Pakistan’s savings rate has fallen to a 30-year low, with citizens saving only a fraction of their income amid rising inflation and weak returns.
The findings have sparked concerns about an emerging investment crisis and long-term economic stability.
The report calls for urgent policy measures to boost savings and reduce reliance on foreign borrowing.
A report released by the Pakistan Institute of Development Economics highlights that Pakistan now has a savings rate of just 6.4 percent, meaning people are saving only Rs 6 for every Rs 100 earned.
The report warns that this is the lowest level seen in around 30 years, signaling a structural weakness in the country’s financial behavior.
It also notes that declining savings are forcing the country into repeated external borrowing and International Monetary Fund (IMF) programs.
According to the report, rising inflation and low profits on bank deposits have discouraged people from saving through formal banking channels.

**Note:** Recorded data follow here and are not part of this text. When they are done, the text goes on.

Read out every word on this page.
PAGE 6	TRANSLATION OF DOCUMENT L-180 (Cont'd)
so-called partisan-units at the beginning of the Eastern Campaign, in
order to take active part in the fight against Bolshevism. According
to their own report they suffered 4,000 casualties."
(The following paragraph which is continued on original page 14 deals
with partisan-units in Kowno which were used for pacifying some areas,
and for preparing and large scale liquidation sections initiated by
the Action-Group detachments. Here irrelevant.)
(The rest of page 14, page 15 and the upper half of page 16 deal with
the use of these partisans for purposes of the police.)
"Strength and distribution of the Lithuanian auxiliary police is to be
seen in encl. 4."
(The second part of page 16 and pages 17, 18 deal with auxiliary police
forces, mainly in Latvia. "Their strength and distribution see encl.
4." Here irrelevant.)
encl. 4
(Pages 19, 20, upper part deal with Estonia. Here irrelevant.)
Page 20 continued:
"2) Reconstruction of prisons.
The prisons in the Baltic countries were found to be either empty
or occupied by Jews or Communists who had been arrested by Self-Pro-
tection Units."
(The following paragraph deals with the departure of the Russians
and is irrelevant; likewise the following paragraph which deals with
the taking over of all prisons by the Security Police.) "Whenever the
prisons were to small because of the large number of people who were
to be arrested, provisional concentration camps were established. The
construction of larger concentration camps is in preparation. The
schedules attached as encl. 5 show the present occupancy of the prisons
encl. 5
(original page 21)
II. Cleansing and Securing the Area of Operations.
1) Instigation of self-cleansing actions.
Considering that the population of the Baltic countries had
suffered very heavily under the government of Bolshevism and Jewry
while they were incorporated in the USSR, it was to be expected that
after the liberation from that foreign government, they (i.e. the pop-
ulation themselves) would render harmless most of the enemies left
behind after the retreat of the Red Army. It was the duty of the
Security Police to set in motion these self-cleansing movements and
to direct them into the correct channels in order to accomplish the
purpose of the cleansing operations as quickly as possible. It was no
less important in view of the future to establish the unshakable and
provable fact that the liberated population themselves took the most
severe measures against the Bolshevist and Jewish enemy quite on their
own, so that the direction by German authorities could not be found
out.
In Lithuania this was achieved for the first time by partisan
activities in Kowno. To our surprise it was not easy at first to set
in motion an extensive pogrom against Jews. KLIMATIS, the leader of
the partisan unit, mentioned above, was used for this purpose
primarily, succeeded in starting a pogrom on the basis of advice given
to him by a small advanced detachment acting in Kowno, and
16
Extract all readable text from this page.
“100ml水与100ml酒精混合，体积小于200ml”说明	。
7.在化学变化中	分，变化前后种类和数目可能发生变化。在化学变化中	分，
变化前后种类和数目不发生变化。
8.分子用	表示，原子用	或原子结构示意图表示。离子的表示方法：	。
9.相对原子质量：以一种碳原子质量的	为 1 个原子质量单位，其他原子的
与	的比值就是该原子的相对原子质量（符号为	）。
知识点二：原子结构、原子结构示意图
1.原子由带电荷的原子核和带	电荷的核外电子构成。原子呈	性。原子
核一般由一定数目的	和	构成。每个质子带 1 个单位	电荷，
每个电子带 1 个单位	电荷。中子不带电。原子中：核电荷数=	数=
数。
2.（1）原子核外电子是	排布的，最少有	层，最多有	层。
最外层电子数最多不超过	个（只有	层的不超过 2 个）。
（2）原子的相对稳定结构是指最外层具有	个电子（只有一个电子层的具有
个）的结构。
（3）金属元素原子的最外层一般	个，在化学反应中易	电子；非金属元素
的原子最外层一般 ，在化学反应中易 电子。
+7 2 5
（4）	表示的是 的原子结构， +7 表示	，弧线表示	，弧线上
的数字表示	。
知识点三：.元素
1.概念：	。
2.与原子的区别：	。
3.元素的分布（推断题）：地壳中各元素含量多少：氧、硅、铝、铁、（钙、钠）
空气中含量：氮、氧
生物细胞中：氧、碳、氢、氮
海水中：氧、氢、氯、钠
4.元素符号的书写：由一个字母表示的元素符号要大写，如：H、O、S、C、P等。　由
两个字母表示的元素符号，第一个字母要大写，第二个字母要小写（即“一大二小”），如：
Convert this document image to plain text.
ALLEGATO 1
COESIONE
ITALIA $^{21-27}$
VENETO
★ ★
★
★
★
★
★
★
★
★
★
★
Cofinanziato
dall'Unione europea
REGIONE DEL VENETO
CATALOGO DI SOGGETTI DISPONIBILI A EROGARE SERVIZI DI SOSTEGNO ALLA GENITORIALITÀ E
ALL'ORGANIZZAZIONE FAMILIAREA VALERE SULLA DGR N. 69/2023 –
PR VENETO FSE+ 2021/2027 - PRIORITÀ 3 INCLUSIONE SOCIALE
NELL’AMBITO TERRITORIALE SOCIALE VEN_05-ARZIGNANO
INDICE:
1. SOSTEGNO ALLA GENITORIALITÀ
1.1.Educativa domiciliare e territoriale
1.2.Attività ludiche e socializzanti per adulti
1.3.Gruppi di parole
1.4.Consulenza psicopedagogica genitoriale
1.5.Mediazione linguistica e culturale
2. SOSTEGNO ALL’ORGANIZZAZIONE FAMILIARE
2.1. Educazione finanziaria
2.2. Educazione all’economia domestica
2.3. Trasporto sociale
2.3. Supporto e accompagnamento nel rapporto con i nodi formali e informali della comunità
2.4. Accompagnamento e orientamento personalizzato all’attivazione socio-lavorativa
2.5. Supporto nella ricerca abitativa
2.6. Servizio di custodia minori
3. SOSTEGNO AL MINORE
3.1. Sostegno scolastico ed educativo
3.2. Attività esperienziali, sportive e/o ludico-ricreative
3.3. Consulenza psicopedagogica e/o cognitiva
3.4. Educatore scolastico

As a result, citizens are increasingly shifting toward gold, real estate, and cash holdings instead of depositing money in banks.
The report suggests this trend is weakening financial intermediation and limiting investment flows into productive sectors.
Regional comparison highlights gap
The findings show a significant gap between Pakistan and other regional economies.
The report compares savings rates, noting that Bangladesh stands at 21 percent, India at 28 percent, and Vietnam close to 30 percent, while Pakistan remains far behind.
This widening gap highlights concerns about long-term competitiveness and investment capacity.
The report warns that continued low savings are pushing Pakistan toward greater reliance on external financing.
It argues that excessive government borrowing is also crowding out private sector investment, further slowing economic growth.
Experts linked to the report describe the situation as an emerging “investment crisis” if structural reforms are not introduced.
Policy recommendations for savings boost
The report calls for the revival of tax incentives on long-term savings schemes to encourage financial participation.
It also recommends targeted incentives for women, pensioners, and informal sector workers to broaden the savings base.
Additionally, it urges stronger protection for small savers and improved digital access to national savings products.
The report proposes launching a nationwide savings campaign in the upcoming budget 2026–27 to shift public behavior.
It also suggests creating an annual “Savings Mobilization Dashboard” to track progress and policy effectiveness.
According to the report, Pakistan must adopt a new economic model focused on domestic savings rather than reliance on external funds.